Have you encountered these issues with non English language materials from other countries? And if so, how did you resolve the issues programmatically? I've been trying out my luck with a few different scripts online, but to no avail so far. The total number of files on all disks is close to 5,000, and about 15-20 percent of them have encoding issues, meaning the only viable solution will be a scripted one. Alternatively, if you recommend a particular resource from which one can edify themselves on the matter, that too would be of assistance. Any other advice or ideas are also appreciated. Thanks!

Best,
Jarrett

Kevin Hawkins

unread,

Jun 7, 2016, 7:47:05 PM6/7/16

to digital-...@googlegroups.com

Unfortunately, Software will sometimes choke on or mangle non-ASCII characters in filenames. Aside from finding another tool to create bags or fixing the bug in Bagger, the work-around that comes to mind would be to run a script on the files that replaces each non-ASCII character with an "unaccented" ASCII version. This is, I admit, not at all ideal from a preservation point of view, but you may need to compromise on ideals for expediency. Here are some leads on finding a script to replace characters:

https://www.google.com/webhp?sourceid=chrome-instant&ion=1&espv=2&ie=UTF-8#q=remove+accents+filenames

Good luck!

Kevin

--
You received this message because you are subscribed to the Google Groups "Digital Curation" group.
To unsubscribe from this group and stop receiving emails from it, send an email to digital-curati...@googlegroups.com.
To post to this group, send email to digital-...@googlegroups.com.
Visit this group at https://groups.google.com/group/digital-curation.
For more options, visit https://groups.google.com/d/optout.

Bertram Lyons

unread,

Jun 7, 2016, 10:47:38 PM6/7/16

to digital-...@googlegroups.com

Hi Jarrett --

If the disks were imaged, and are stored as disk images, are you also
extracting files from the disk images and storing the outside of the
serialized image?

In this scenario, is it possible for you to store the disk image
itself as a single object (and to Bag it), instead of extracting all
files separately for bagging? This would remove the current obstacle
with file names from the within the original floppy filesystems. You
could use a schema such as dfxml to write out a list of filenames and
internal directory structures for discovery purposes, but store the
files themselves as part of a single raw disk image.

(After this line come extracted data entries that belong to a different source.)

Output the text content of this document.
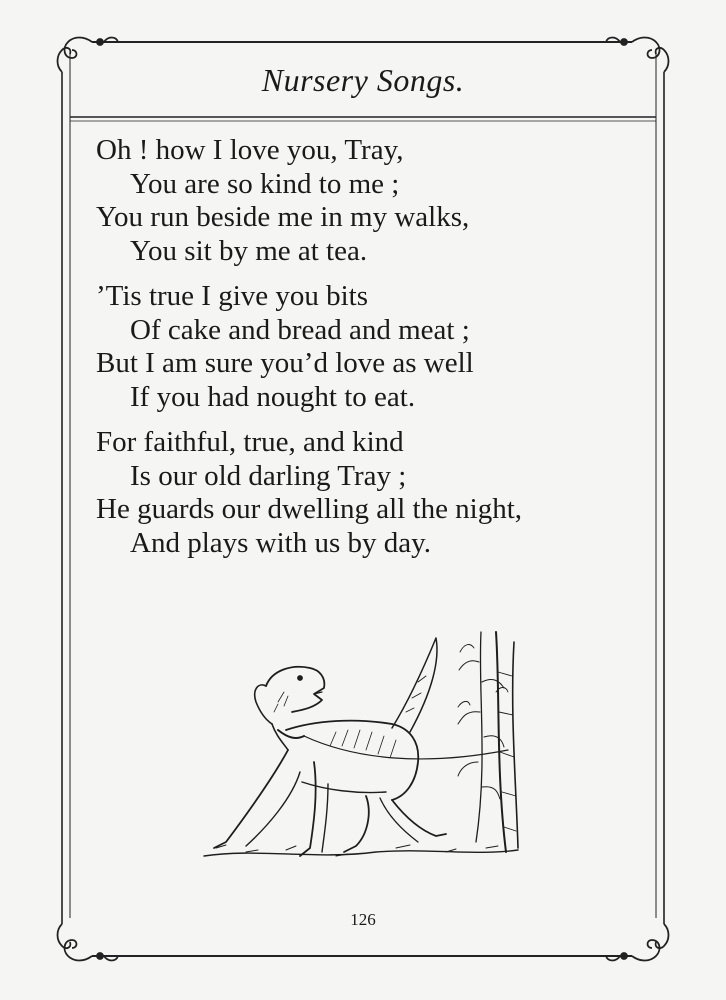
Nursery Songs.
Oh ! how I love you, Tray,
You are so kind to me ;
You run beside me in my walks,
You sit by me at tea.
’Tis true I give you bits
Of cake and bread and meat ;
But I am sure you’d love as well
If you had nought to eat.
For faithful, true, and kind
Is our old darling Tray ;
He guards our dwelling all the night,
And plays with us by day.
126
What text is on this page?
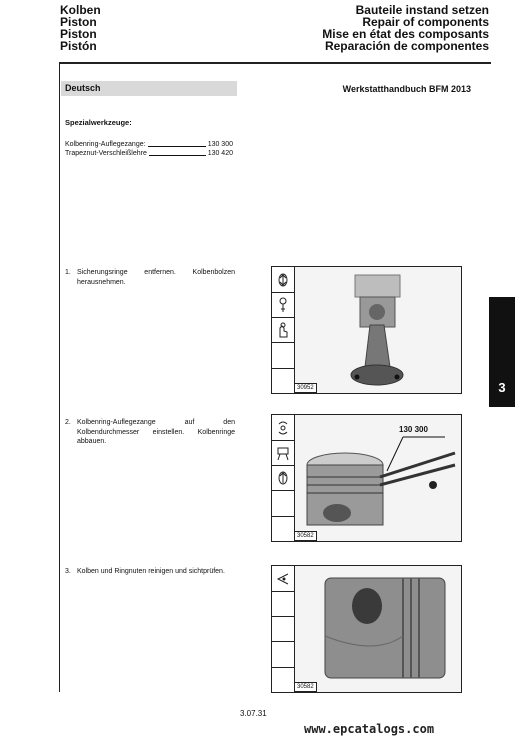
Kolben
Piston
Piston
Pistón
Bauteile instand setzen
Repair of components
Mise en état des composants
Reparación de componentes
Deutsch	Werkstatthandbuch BFM 2013
Spezialwerkzeuge:
Kolbenring-Auflegezange:	130 300
Trapeznut-Verschleißlehre	130 420
1. Sicherungsringe entfernen. Kolbenbolzen herausnehmen.
30952
2. Kolbenring-Auflegezange auf den Kolbendurchmesser einstellen. Kolbenringe abbauen.
130 300
30582
3. Kolben und Ringnuten reinigen und sichtprüfen.
30582
3
3.07.31
www.epcatalogs.com
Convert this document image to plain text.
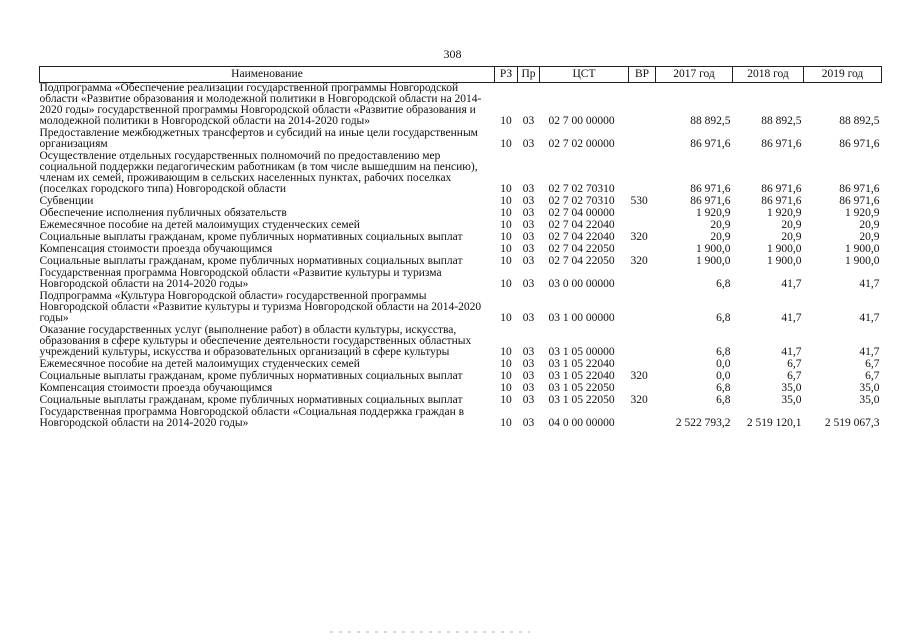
308
Наименование	РЗ	Пр	ЦСТ	ВР	2017 год	2018 год	2019 год
Подпрограмма «Обеспечение реализации государственной программы Новгородской области «Развитие образования и молодежной политики в Новгородской области на 2014-2020 годы» государственной программы Новгородской области «Развитие образования и молодежной политики в Новгородской области на 2014-2020 годы»	10	03	02 7 00 00000		88 892,5	88 892,5	88 892,5
Предоставление межбюджетных трансфертов и субсидий на иные цели государственным организациям	10	03	02 7 02 00000		86 971,6	86 971,6	86 971,6
Осуществление отдельных государственных полномочий по предоставлению мер социальной поддержки педагогическим работникам (в том числе вышедшим на пенсию), членам их семей, проживающим в сельских населенных пунктах, рабочих поселках (поселках городского типа) Новгородской области	10	03	02 7 02 70310		86 971,6	86 971,6	86 971,6
Субвенции	10	03	02 7 02 70310	530	86 971,6	86 971,6	86 971,6
Обеспечение исполнения публичных обязательств	10	03	02 7 04 00000		1 920,9	1 920,9	1 920,9
Ежемесячное пособие на детей малоимущих студенческих семей	10	03	02 7 04 22040		20,9	20,9	20,9
Социальные выплаты гражданам, кроме публичных нормативных социальных выплат	10	03	02 7 04 22040	320	20,9	20,9	20,9
Компенсация стоимости проезда обучающимся	10	03	02 7 04 22050		1 900,0	1 900,0	1 900,0
Социальные выплаты гражданам, кроме публичных нормативных социальных выплат	10	03	02 7 04 22050	320	1 900,0	1 900,0	1 900,0
Государственная программа Новгородской области «Развитие культуры и туризма Новгородской области на 2014-2020 годы»	10	03	03 0 00 00000		6,8	41,7	41,7
Подпрограмма «Культура Новгородской области» государственной программы Новгородской области «Развитие культуры и туризма Новгородской области на 2014-2020 годы»	10	03	03 1 00 00000		6,8	41,7	41,7
Оказание государственных услуг (выполнение работ) в области культуры, искусства, образования в сфере культуры и обеспечение деятельности государственных областных учреждений культуры, искусства и образовательных организаций в сфере культуры	10	03	03 1 05 00000		6,8	41,7	41,7
Ежемесячное пособие на детей малоимущих студенческих семей	10	03	03 1 05 22040		0,0	6,7	6,7
Социальные выплаты гражданам, кроме публичных нормативных социальных выплат	10	03	03 1 05 22040	320	0,0	6,7	6,7
Компенсация стоимости проезда обучающимся	10	03	03 1 05 22050		6,8	35,0	35,0
Социальные выплаты гражданам, кроме публичных нормативных социальных выплат	10	03	03 1 05 22050	320	6,8	35,0	35,0
Государственная программа Новгородской области «Социальная поддержка граждан в Новгородской области на 2014-2020 годы»	10	03	04 0 00 00000		2 522 793,2	2 519 120,1	2 519 067,3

The complication in this area, however, would be the inability to
easily perform format migration tasks if such tasks were ever called
for, without first extracting the target file from within the stored
disk image file.

Perhaps I am missing something in your explanation, though. Is this at
all useful as a possible way forward?

Best --

Bert

______________________________________

Bertram Lyons, CA
AVPreserve
634 W. Main St., Ste 202
Madison, Wisconsin 53703

office: 202-430-4457

http://www.avpreserve.com
Facebook.com/AVPreserve
twitter.com/AVPreserve

Michael Kjörling

unread,

Jun 8, 2016, 9:25:18 AM6/8/16

to digital-...@googlegroups.com

On 7 Jun 2016 12:53 -0700, from jarrett...@gmail.com (Jarrett Drake):

> At my library, I am assisting a colleague working with over 150 3.5-inch
> floppy disks of an author from Latin America. My colleague has already
> created images for each (with the exception of 1) disk and is now ready to
> create the SIP, for which we use Bagger, for deposit into our preservation
> environment. However, Bagger is unable to bag those directories and files
> with invalid encoding errors. We suspect these messages stem from the heavy
> usage of accent marks in many of the folder and file names.

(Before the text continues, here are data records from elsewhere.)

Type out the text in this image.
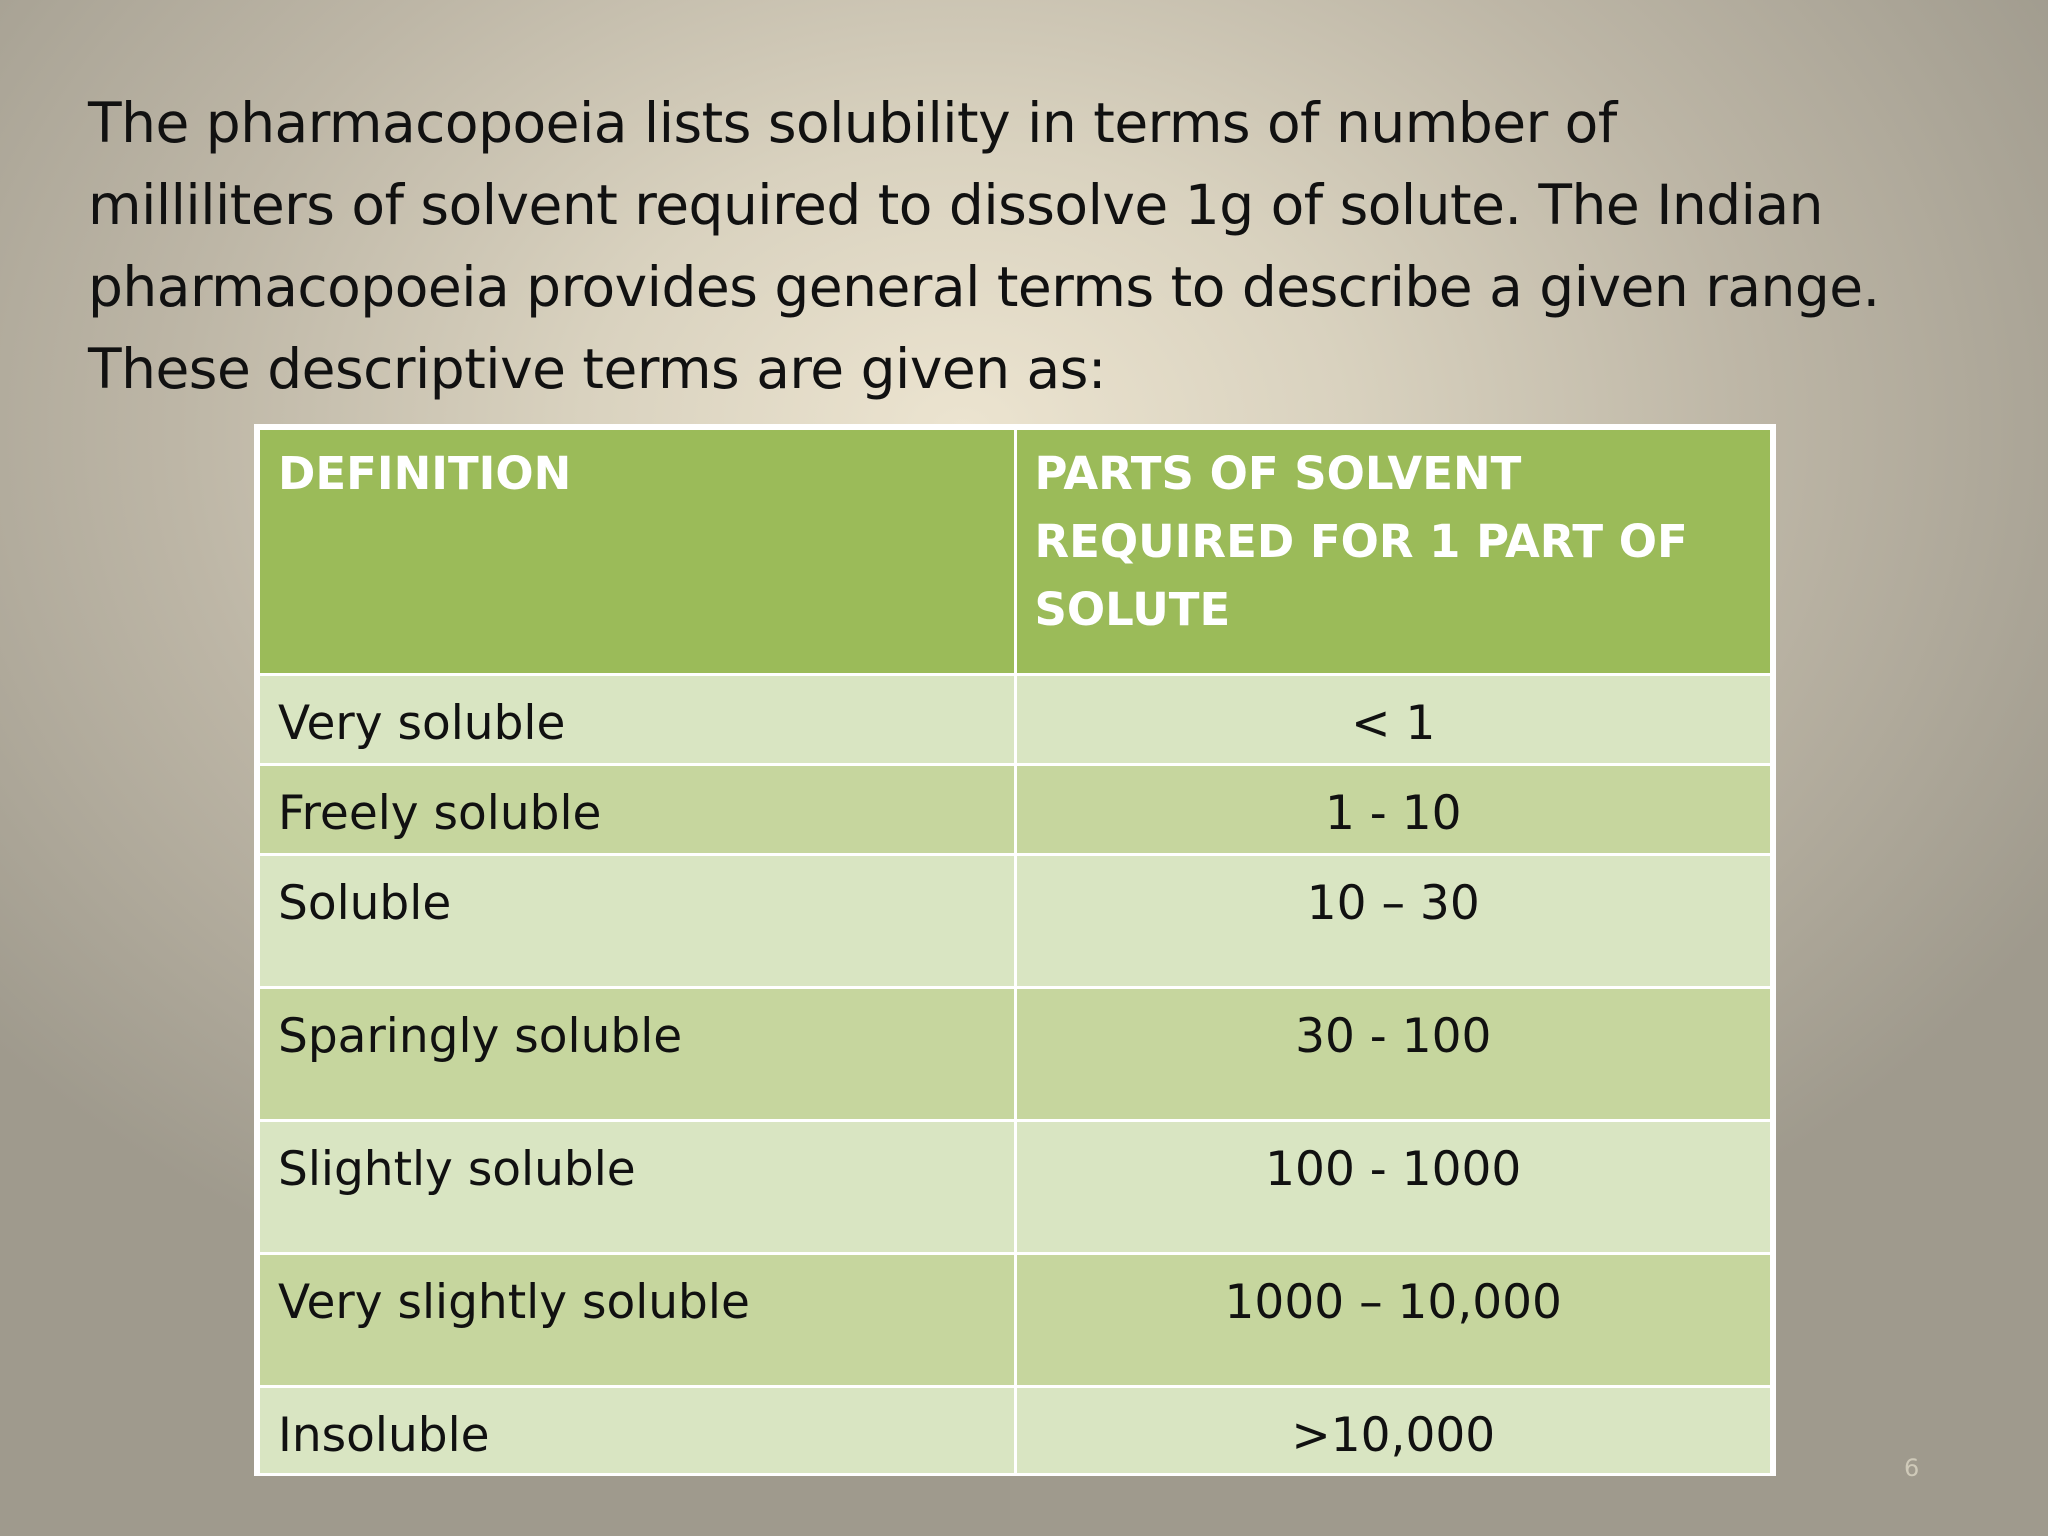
The pharmacopoeia lists solubility in terms of number of
milliliters of solvent required to dissolve 1g of solute. The Indian
pharmacopoeia provides general terms to describe a given range.
These descriptive terms are given as:

DEFINITION	PARTS OF SOLVENT REQUIRED FOR 1 PART OF SOLUTE
Very soluble	< 1
Freely soluble	1 - 10
Soluble	10 – 30
Sparingly soluble	30 - 100
Slightly soluble	100 - 1000
Very slightly soluble	1000 – 10,000
Insoluble	>10,000
6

It's a bit of an aside, and this might not help you at all, but are
these disks formatted using FAT? In FAT, file names were simply 11
byte strings, and really only the space character (ASCII 32 decimal)
and perhaps NULL (ASCII 0) were particularly special. Other characters
were simply stored as-is, and at least MS-DOS could be reconfigured to
use a wide variety of "code pages" and keyboard maps to map input to
bytes. (A common trick to make an "inaccessible" directory was to name
it with an ASCII 255 decimal character at the end. That displayed as a
blank space, so there was no visual indication that it was there, but
it was not a space so you had to enter it manually to enter the
directory using the command line. Of course, that trick offered no
protection whatsoever against someone armed with a file manager.)

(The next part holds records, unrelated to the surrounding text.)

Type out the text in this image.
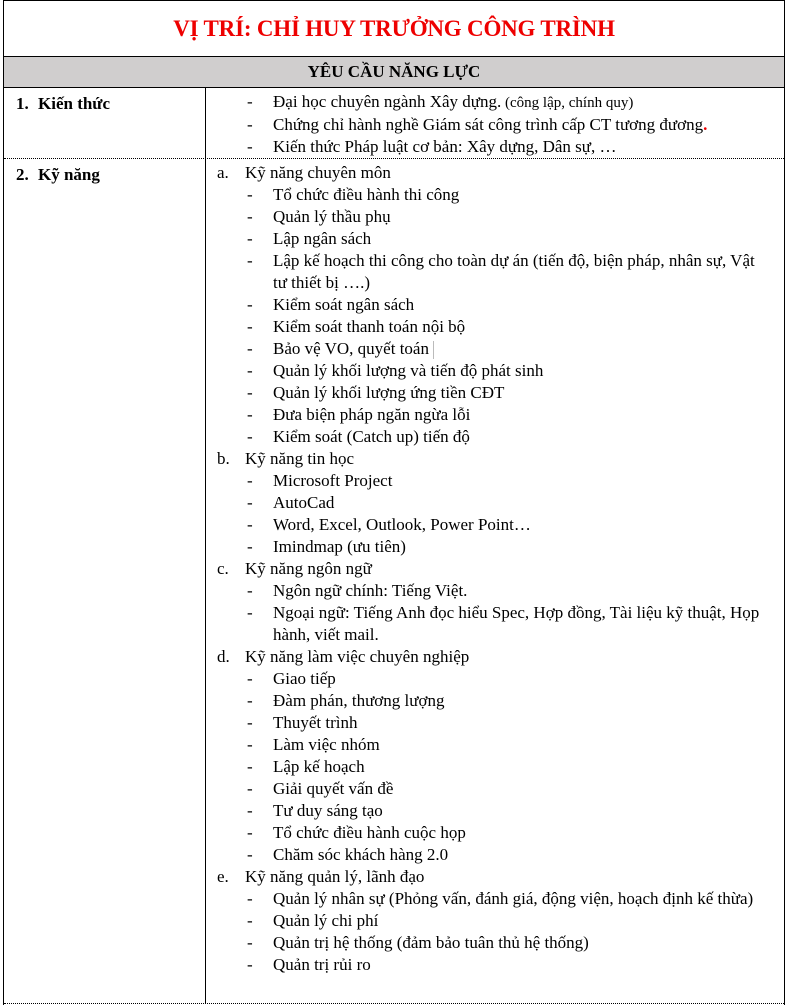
VỊ TRÍ: CHỈ HUY TRƯỞNG CÔNG TRÌNH
YÊU CẦU NĂNG LỰC
1. Kiến thức	- Đại học chuyên ngành Xây dựng. (công lập, chính quy)
- Chứng chỉ hành nghề Giám sát công trình cấp CT tương đương.
- Kiến thức Pháp luật cơ bản: Xây dựng, Dân sự, …
2. Kỹ năng	a. Kỹ năng chuyên môn
- Tổ chức điều hành thi công
- Quản lý thầu phụ
- Lập ngân sách
- Lập kế hoạch thi công cho toàn dự án (tiến độ, biện pháp, nhân sự, Vật tư thiết bị ….)
- Kiểm soát ngân sách
- Kiểm soát thanh toán nội bộ
- Bảo vệ VO, quyết toán
- Quản lý khối lượng và tiến độ phát sinh
- Quản lý khối lượng ứng tiền CĐT
- Đưa biện pháp ngăn ngừa lỗi
- Kiểm soát (Catch up) tiến độ
b. Kỹ năng tin học
- Microsoft Project
- AutoCad
- Word, Excel, Outlook, Power Point…
- Imindmap (ưu tiên)
c. Kỹ năng ngôn ngữ
- Ngôn ngữ chính: Tiếng Việt.
- Ngoại ngữ: Tiếng Anh đọc hiểu Spec, Hợp đồng, Tài liệu kỹ thuật, Họp hành, viết mail.
d. Kỹ năng làm việc chuyên nghiệp
- Giao tiếp
- Đàm phán, thương lượng
- Thuyết trình
- Làm việc nhóm
- Lập kế hoạch
- Giải quyết vấn đề
- Tư duy sáng tạo
- Tổ chức điều hành cuộc họp
- Chăm sóc khách hàng 2.0
e. Kỹ năng quản lý, lãnh đạo
- Quản lý nhân sự (Phỏng vấn, đánh giá, động viện, hoạch định kế thừa)
- Quản lý chi phí
- Quản trị hệ thống (đảm bảo tuân thủ hệ thống)
- Quản trị rủi ro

If the disks are formatted as FAT, then you would need to determine
the code page that was used for the file names (usually, this was one
code page covering one or more language/country combinations,
providing the character support commonly needed), and work from that.
If you are storing the files extracted from the disks, you could use
this information to convert the file names to their equivalents in a
modern encoding such as for example UTF-8.

--
Michael Kjörling • https://michael.kjorling.se • mic...@kjorling.se
“People who think they know everything really annoy
those of us who know we don’t.” (Bjarne Stroustrup)

Ferran Jorba

unread,

Jun 8, 2016, 9:59:28 AM6/8/16

to digital-...@googlegroups.com

Hello Jarrett,

At Tue, 7 Jun 2016 12:53:38 -0700 (PDT), Jarrett Drake wrote:
>
> At my library, I am assisting a colleague working with over 150
> 3.5-inch floppy disks of an author from Latin America. My colleague
> has already created images for each (with the exception of 1) disk
> and is now ready to create the SIP, for which we use Bagger, for
> deposit into our preservation environment. However, Bagger is
> unable to bag those directories and files with invalid encoding
> errors. We suspect these messages stem from the heavy usage of
> accent marks in many of the folder and file names. In the cases
> we've experimented with, the files can actually be opened and read
> just perfectly, so the invalid encoding is not presenting an access
> issue. But we need to find a way to rectify the encoding so as to
> proceed with later preservation activities.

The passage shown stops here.